Die Rede ist vom Michael Jackson „Hologram-Auftritt“ bei den Billboard Music Awards 2014. Ziemlich lebensecht kam dieser dort nämlich daher – mit seinem „neuen Song“ namens „Slave to the rhythm.“

Die meisten Youtube-Versionen davon sind bereits gesperrt, aber ich konnte hier noch eine Performance für Euch auftreiben….

Nach diesem Spektakel und monatelanger Produktionsarbeit eines ganzen Teams (die Schöpfer von AVATAR u.a.) redet man drüben im Amiland von nichts anderem mehr- DAS hatte eindeutig alle anderen Künstler& Auftritte dort in den Schatten gestellt.

Dabei war im Vorfeld genau dieser Auftritt von Medienseite als „geschmacklos“ kritisiert worden. Produzenten & Manager störte das wenig- ein Gericht genehmigte letztendlich die Verwendung des Materials. Es geht letztendlich auch hierbei immer um das Geld – und hey so eine Produktion kostet in diesem Ausmaß von mehr als 4 min Show mit dieser Technik locker 1 Million Dollar.

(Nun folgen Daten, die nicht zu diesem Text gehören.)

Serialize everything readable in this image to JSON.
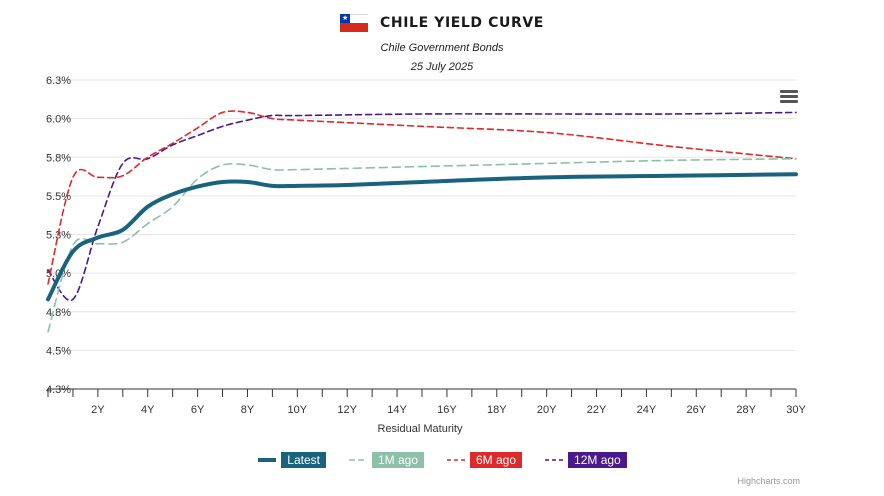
{
  "header": {
    "title": "CHILE YIELD CURVE",
    "subtitle": "Chile Government Bonds",
    "date": "25 July 2025",
    "flag_icon": "chile-flag-icon"
  },
  "menu": {
    "icon": "hamburger-menu-icon"
  },
  "credits": "Highcharts.com",
  "chart_data": {
    "type": "line",
    "xlabel": "Residual Maturity",
    "ylabel": "",
    "xlim": [
      0,
      30
    ],
    "ylim": [
      4.25,
      6.25
    ],
    "x_ticks": [
      2,
      4,
      6,
      8,
      10,
      12,
      14,
      16,
      18,
      20,
      22,
      24,
      26,
      28,
      30
    ],
    "x_tick_labels": [
      "2Y",
      "4Y",
      "6Y",
      "8Y",
      "10Y",
      "12Y",
      "14Y",
      "16Y",
      "18Y",
      "20Y",
      "22Y",
      "24Y",
      "26Y",
      "28Y",
      "30Y"
    ],
    "y_ticks": [
      4.25,
      4.5,
      4.75,
      5.0,
      5.25,
      5.5,
      5.75,
      6.0,
      6.25
    ],
    "y_tick_labels": [
      "4.3%",
      "4.5%",
      "4.8%",
      "5.0%",
      "5.3%",
      "5.5%",
      "5.8%",
      "6.0%",
      "6.3%"
    ],
    "grid": true,
    "legend_position": "bottom",
    "series": [
      {
        "name": "Latest",
        "color": "#1a637f",
        "dash": "solid",
        "x": [
          0,
          1,
          2,
          3,
          4,
          5,
          6,
          7,
          8,
          9,
          10,
          12,
          15,
          20,
          25,
          30
        ],
        "y": [
          4.83,
          5.14,
          5.23,
          5.28,
          5.43,
          5.51,
          5.56,
          5.59,
          5.59,
          5.565,
          5.565,
          5.57,
          5.59,
          5.62,
          5.63,
          5.64
        ]
      },
      {
        "name": "1M ago",
        "color": "#8cc0a8",
        "dash": "longdash",
        "x": [
          0,
          1,
          2,
          3,
          4,
          5,
          6,
          7,
          8,
          9,
          10,
          15,
          20,
          25,
          30
        ],
        "y": [
          4.62,
          5.18,
          5.19,
          5.2,
          5.32,
          5.43,
          5.61,
          5.7,
          5.7,
          5.67,
          5.67,
          5.69,
          5.71,
          5.73,
          5.74
        ]
      },
      {
        "name": "6M ago",
        "color": "#dd2a2a",
        "dash": "dash",
        "x": [
          0,
          1,
          2,
          3,
          4,
          5,
          6,
          7,
          8,
          9,
          10,
          15,
          20,
          25,
          30
        ],
        "y": [
          4.93,
          5.62,
          5.62,
          5.63,
          5.75,
          5.84,
          5.94,
          6.04,
          6.04,
          6.0,
          5.99,
          5.95,
          5.91,
          5.82,
          5.74
        ]
      },
      {
        "name": "12M ago",
        "color": "#4a1a8c",
        "dash": "dash",
        "x": [
          0,
          1,
          2,
          3,
          4,
          5,
          6,
          7,
          8,
          9,
          10,
          15,
          20,
          25,
          30
        ],
        "y": [
          5.02,
          4.83,
          5.3,
          5.71,
          5.74,
          5.83,
          5.89,
          5.95,
          5.99,
          6.02,
          6.02,
          6.03,
          6.03,
          6.03,
          6.04
        ]
      }
    ]
  }
}
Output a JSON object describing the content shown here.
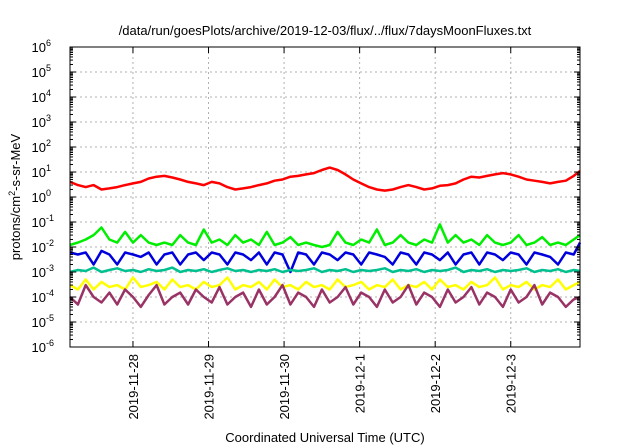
{
  "chart_data": {
    "type": "line",
    "title": "/data/run/goesPlots/archive/2019-12-03/flux/../flux/7daysMoonFluxes.txt",
    "xlabel": "Coordinated Universal Time (UTC)",
    "ylabel": {
      "prefix": "protons/cm",
      "sup": "2",
      "suffix": "-s-sr-MeV"
    },
    "yscale": "log",
    "ylim": [
      1e-06,
      1000000.0
    ],
    "y_ticks": [
      {
        "base": "10",
        "exp": "-6",
        "value": 1e-06
      },
      {
        "base": "10",
        "exp": "-5",
        "value": 1e-05
      },
      {
        "base": "10",
        "exp": "-4",
        "value": 0.0001
      },
      {
        "base": "10",
        "exp": "-3",
        "value": 0.001
      },
      {
        "base": "10",
        "exp": "-2",
        "value": 0.01
      },
      {
        "base": "10",
        "exp": "-1",
        "value": 0.1
      },
      {
        "base": "10",
        "exp": "0",
        "value": 1
      },
      {
        "base": "10",
        "exp": "1",
        "value": 10
      },
      {
        "base": "10",
        "exp": "2",
        "value": 100
      },
      {
        "base": "10",
        "exp": "3",
        "value": 1000
      },
      {
        "base": "10",
        "exp": "4",
        "value": 10000
      },
      {
        "base": "10",
        "exp": "5",
        "value": 100000
      },
      {
        "base": "10",
        "exp": "6",
        "value": 1000000
      }
    ],
    "xlim": [
      "2019-11-27T04:00",
      "2019-12-03T22:00"
    ],
    "x_ticks": [
      {
        "label": "2019-11-28",
        "value": "2019-11-28T00:00"
      },
      {
        "label": "2019-11-29",
        "value": "2019-11-29T00:00"
      },
      {
        "label": "2019-11-30",
        "value": "2019-11-30T00:00"
      },
      {
        "label": "2019-12-1",
        "value": "2019-12-01T00:00"
      },
      {
        "label": "2019-12-2",
        "value": "2019-12-02T00:00"
      },
      {
        "label": "2019-12-3",
        "value": "2019-12-03T00:00"
      }
    ],
    "grid": true,
    "x": [
      "2019-11-27T04:00",
      "2019-11-27T06:30",
      "2019-11-27T09:00",
      "2019-11-27T11:30",
      "2019-11-27T14:00",
      "2019-11-27T16:30",
      "2019-11-27T19:00",
      "2019-11-27T21:30",
      "2019-11-28T00:00",
      "2019-11-28T02:30",
      "2019-11-28T05:00",
      "2019-11-28T07:30",
      "2019-11-28T10:00",
      "2019-11-28T12:30",
      "2019-11-28T15:00",
      "2019-11-28T17:30",
      "2019-11-28T20:00",
      "2019-11-28T22:30",
      "2019-11-29T01:00",
      "2019-11-29T03:30",
      "2019-11-29T06:00",
      "2019-11-29T08:30",
      "2019-11-29T11:00",
      "2019-11-29T13:30",
      "2019-11-29T16:00",
      "2019-11-29T18:30",
      "2019-11-29T21:00",
      "2019-11-29T23:30",
      "2019-11-30T02:00",
      "2019-11-30T04:30",
      "2019-11-30T07:00",
      "2019-11-30T09:30",
      "2019-11-30T12:00",
      "2019-11-30T14:30",
      "2019-11-30T17:00",
      "2019-11-30T19:30",
      "2019-11-30T22:00",
      "2019-12-01T00:30",
      "2019-12-01T03:00",
      "2019-12-01T05:30",
      "2019-12-01T08:00",
      "2019-12-01T10:30",
      "2019-12-01T13:00",
      "2019-12-01T15:30",
      "2019-12-01T18:00",
      "2019-12-01T20:30",
      "2019-12-01T23:00",
      "2019-12-02T01:30",
      "2019-12-02T04:00",
      "2019-12-02T06:30",
      "2019-12-02T09:00",
      "2019-12-02T11:30",
      "2019-12-02T14:00",
      "2019-12-02T16:30",
      "2019-12-02T19:00",
      "2019-12-02T21:30",
      "2019-12-03T00:00",
      "2019-12-03T02:30",
      "2019-12-03T05:00",
      "2019-12-03T07:30",
      "2019-12-03T10:00",
      "2019-12-03T12:30",
      "2019-12-03T15:00",
      "2019-12-03T17:30",
      "2019-12-03T20:00",
      "2019-12-03T22:00"
    ],
    "series": [
      {
        "color": "#ff0000",
        "values": [
          4,
          3,
          2.5,
          3,
          2,
          2.2,
          2.5,
          3,
          3.5,
          4,
          5.5,
          6.5,
          7,
          6,
          5,
          4,
          3.5,
          3,
          4,
          3.5,
          2.5,
          2,
          2.2,
          2.5,
          3,
          3.5,
          4.5,
          5,
          6.5,
          7,
          8,
          9,
          12,
          15,
          12,
          8,
          5,
          3.5,
          2.5,
          2,
          1.8,
          2,
          2.5,
          3,
          2.5,
          2,
          2.2,
          2.8,
          3,
          3.5,
          5,
          6.5,
          6,
          7,
          8,
          9,
          8,
          6.5,
          5,
          4.5,
          4,
          3.5,
          4,
          4.5,
          7,
          11
        ]
      },
      {
        "color": "#00ee00",
        "values": [
          0.012,
          0.015,
          0.02,
          0.03,
          0.06,
          0.02,
          0.015,
          0.04,
          0.015,
          0.03,
          0.015,
          0.012,
          0.015,
          0.012,
          0.03,
          0.015,
          0.012,
          0.05,
          0.015,
          0.02,
          0.012,
          0.03,
          0.015,
          0.02,
          0.012,
          0.04,
          0.012,
          0.015,
          0.025,
          0.012,
          0.015,
          0.012,
          0.01,
          0.012,
          0.04,
          0.015,
          0.012,
          0.02,
          0.015,
          0.05,
          0.012,
          0.015,
          0.03,
          0.015,
          0.012,
          0.02,
          0.015,
          0.08,
          0.015,
          0.03,
          0.015,
          0.02,
          0.012,
          0.03,
          0.015,
          0.012,
          0.015,
          0.03,
          0.012,
          0.015,
          0.025,
          0.012,
          0.015,
          0.012,
          0.02,
          0.03
        ]
      },
      {
        "color": "#0000dd",
        "values": [
          0.006,
          0.005,
          0.006,
          0.002,
          0.007,
          0.005,
          0.002,
          0.006,
          0.005,
          0.004,
          0.006,
          0.002,
          0.005,
          0.006,
          0.002,
          0.005,
          0.006,
          0.003,
          0.006,
          0.005,
          0.002,
          0.006,
          0.005,
          0.003,
          0.006,
          0.002,
          0.006,
          0.005,
          0.001,
          0.006,
          0.005,
          0.002,
          0.006,
          0.005,
          0.003,
          0.006,
          0.005,
          0.002,
          0.006,
          0.005,
          0.004,
          0.002,
          0.006,
          0.005,
          0.002,
          0.006,
          0.005,
          0.003,
          0.006,
          0.002,
          0.005,
          0.006,
          0.002,
          0.006,
          0.005,
          0.003,
          0.006,
          0.005,
          0.002,
          0.006,
          0.005,
          0.004,
          0.002,
          0.006,
          0.005,
          0.015
        ]
      },
      {
        "color": "#00c090",
        "values": [
          0.001,
          0.0012,
          0.0011,
          0.0015,
          0.001,
          0.0012,
          0.0014,
          0.0011,
          0.0012,
          0.001,
          0.0013,
          0.0011,
          0.0012,
          0.0015,
          0.001,
          0.0012,
          0.0011,
          0.0013,
          0.001,
          0.0012,
          0.0014,
          0.0011,
          0.0012,
          0.001,
          0.0012,
          0.0011,
          0.0013,
          0.001,
          0.0012,
          0.0011,
          0.0012,
          0.0014,
          0.001,
          0.0012,
          0.0011,
          0.0013,
          0.001,
          0.0012,
          0.0011,
          0.0012,
          0.0014,
          0.001,
          0.0012,
          0.0011,
          0.0013,
          0.001,
          0.0012,
          0.0011,
          0.0012,
          0.0015,
          0.001,
          0.0012,
          0.0011,
          0.0013,
          0.001,
          0.0012,
          0.0011,
          0.0012,
          0.0014,
          0.001,
          0.0012,
          0.0011,
          0.0013,
          0.001,
          0.0012,
          0.0011
        ]
      },
      {
        "color": "#ffff00",
        "values": [
          0.0003,
          0.0002,
          0.0005,
          0.0002,
          0.0004,
          0.00025,
          0.0003,
          0.0002,
          0.0006,
          0.00025,
          0.0003,
          0.0004,
          0.0002,
          0.0005,
          0.00025,
          0.0003,
          0.0002,
          0.0004,
          0.00025,
          0.0003,
          0.0006,
          0.0002,
          0.0003,
          0.00025,
          0.0004,
          0.0002,
          0.0005,
          0.00025,
          0.0003,
          0.0002,
          0.0004,
          0.00025,
          0.0003,
          0.0002,
          0.0005,
          0.00025,
          0.0003,
          0.0004,
          0.0002,
          0.0003,
          0.00025,
          0.0005,
          0.0002,
          0.0003,
          0.00025,
          0.0004,
          0.0002,
          0.0005,
          0.00025,
          0.0003,
          0.0002,
          0.0004,
          0.00025,
          0.0003,
          0.0006,
          0.0002,
          0.0003,
          0.00025,
          0.0004,
          0.0002,
          0.0003,
          0.00025,
          0.0005,
          0.0002,
          0.0003,
          0.0004
        ]
      },
      {
        "color": "#993366",
        "values": [
          0.0001,
          5e-05,
          0.0003,
          0.0001,
          6e-05,
          0.00015,
          5e-05,
          0.0002,
          0.0001,
          4e-05,
          0.00012,
          0.0003,
          5e-05,
          0.0001,
          0.00015,
          5e-05,
          0.0002,
          0.0001,
          6e-05,
          0.00025,
          5e-05,
          0.0001,
          0.00015,
          4e-05,
          0.0002,
          5e-05,
          0.0001,
          0.0003,
          5e-05,
          0.00015,
          0.0001,
          4e-05,
          0.0002,
          6e-05,
          0.0001,
          0.00025,
          5e-05,
          0.00015,
          0.0001,
          4e-05,
          0.0002,
          6e-05,
          0.0001,
          0.0003,
          5e-05,
          0.00015,
          0.0001,
          4e-05,
          0.0002,
          6e-05,
          0.0001,
          0.00025,
          5e-05,
          0.00015,
          0.0001,
          4e-05,
          0.0002,
          6e-05,
          0.0001,
          0.0003,
          5e-05,
          0.00015,
          0.0001,
          4e-05,
          8e-05,
          0.0001
        ]
      }
    ]
  }
}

Ähnliche „Hologram-Auftritte“ gab es auch schon von Celine Dion mit dem verstorbenen Elvis Presley im Duett oder auch vom „Geist“ des 2Pac – einem der bedeutendsten Rapper unserer Zeit.

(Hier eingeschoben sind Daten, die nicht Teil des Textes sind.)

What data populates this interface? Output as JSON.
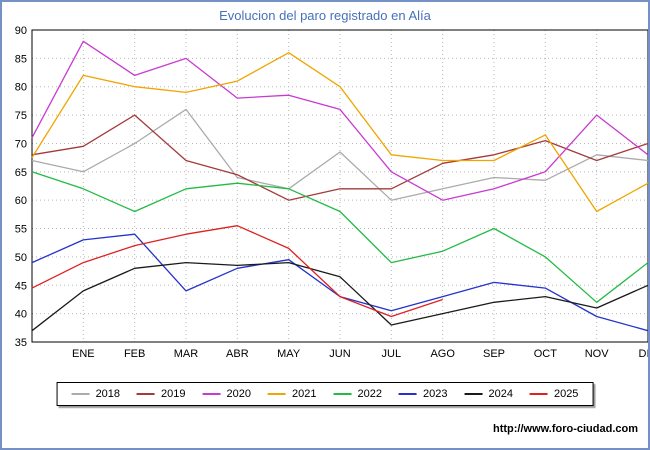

Ich für meinen Teil muss gestehen, dass ich schon sehr begeistert bin von dieser neuen Technik. Jetzt aber kommt das große ABER: Ist das wirklich etwas schönes? Und macht es Euch nicht auch Angst? Ich kann wenigstens sagen, dass ich den „echten Michael“ 1997 leibhaftig live er-lebt habe. Ist es via Hologram dasselbe?

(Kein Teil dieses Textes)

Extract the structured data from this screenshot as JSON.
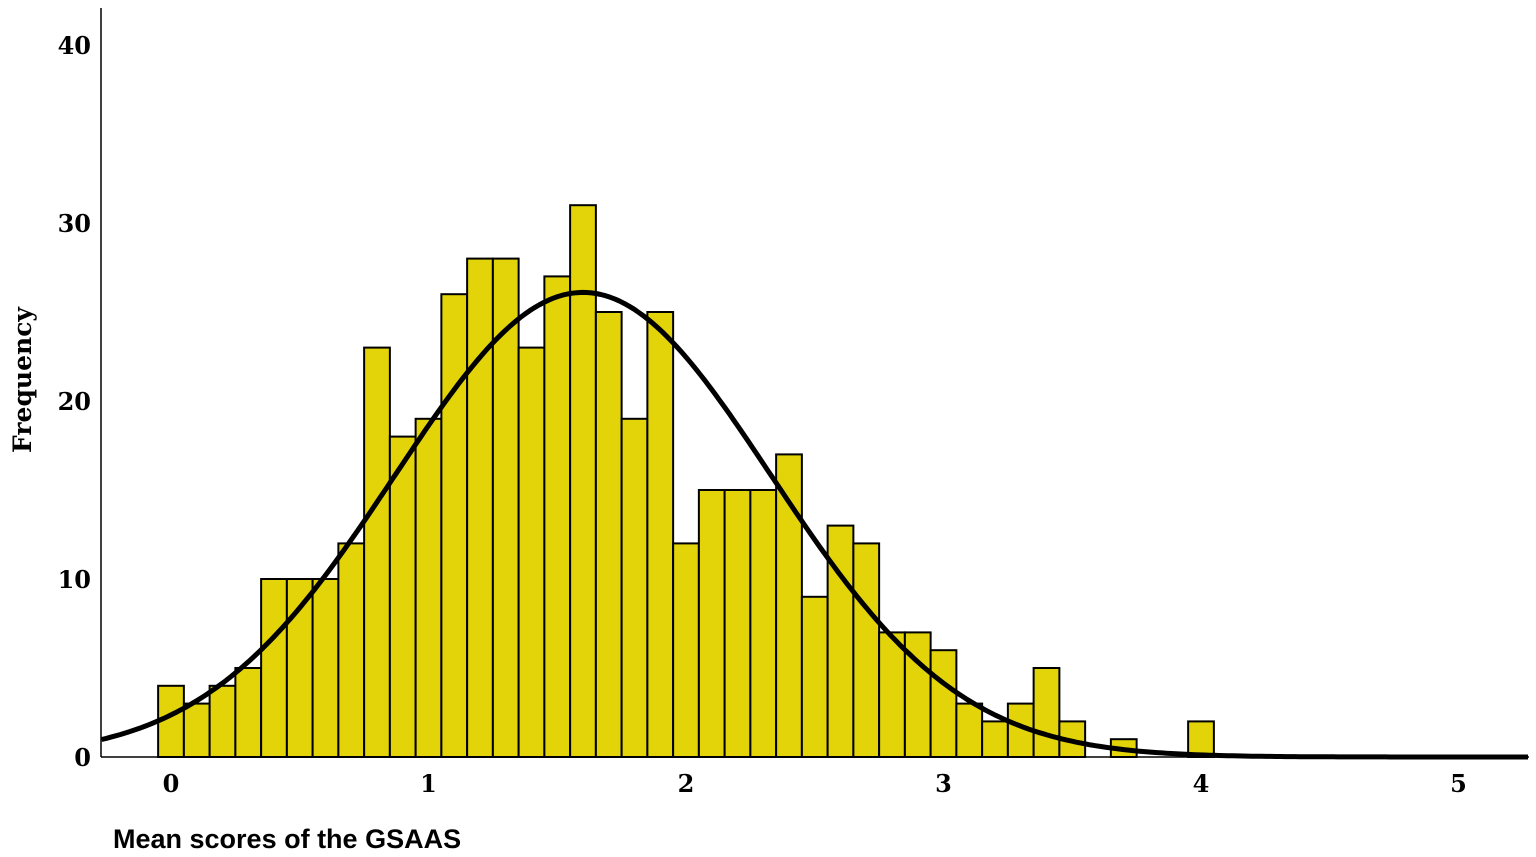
{
  "chart_data": {
    "type": "bar",
    "subtype": "histogram",
    "xlabel": "Mean scores of the GSAAS",
    "ylabel": "Frequency",
    "xlim": [
      -0.27,
      5.27
    ],
    "ylim": [
      0,
      40
    ],
    "x_ticks": [
      "0",
      "1",
      "2",
      "3",
      "4",
      "5"
    ],
    "y_ticks": [
      "0",
      "10",
      "20",
      "30",
      "40"
    ],
    "bin_width": 0.1,
    "bin_starts": [
      -0.05,
      0.05,
      0.15,
      0.25,
      0.35,
      0.45,
      0.55,
      0.65,
      0.75,
      0.85,
      0.95,
      1.05,
      1.15,
      1.25,
      1.35,
      1.45,
      1.55,
      1.65,
      1.75,
      1.85,
      1.95,
      2.05,
      2.15,
      2.25,
      2.35,
      2.45,
      2.55,
      2.65,
      2.75,
      2.85,
      2.95,
      3.05,
      3.15,
      3.25,
      3.35,
      3.45,
      3.55,
      3.65,
      3.75,
      3.85,
      3.95
    ],
    "frequencies": [
      4,
      3,
      4,
      5,
      10,
      10,
      10,
      12,
      23,
      18,
      19,
      26,
      28,
      28,
      23,
      27,
      31,
      25,
      19,
      25,
      12,
      15,
      15,
      15,
      17,
      9,
      13,
      12,
      7,
      7,
      6,
      3,
      2,
      3,
      5,
      2,
      0,
      1,
      0,
      0,
      2
    ],
    "normal_curve": {
      "mean": 1.6,
      "sd": 0.73,
      "peak_frequency": 26.1
    },
    "bar_color": "#e3d40a",
    "grid": false,
    "legend": "none"
  }
}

Wird es in der Zukunft bald „normal“ sein sich die Beatles, MJ und alle anderen großen Künstler auf einem „Hologram-Konzert“ in Erinnerung zu rufen? Wollen wir Menschen nicht das „echte“ Live-Erlebnis und lieber Künstler zum anfassen? Ich bin auf Eure Meinungen zu diesem heiklen Thema da draußen gespannt & wünsche Euch einen wunderbaren Mittwoch.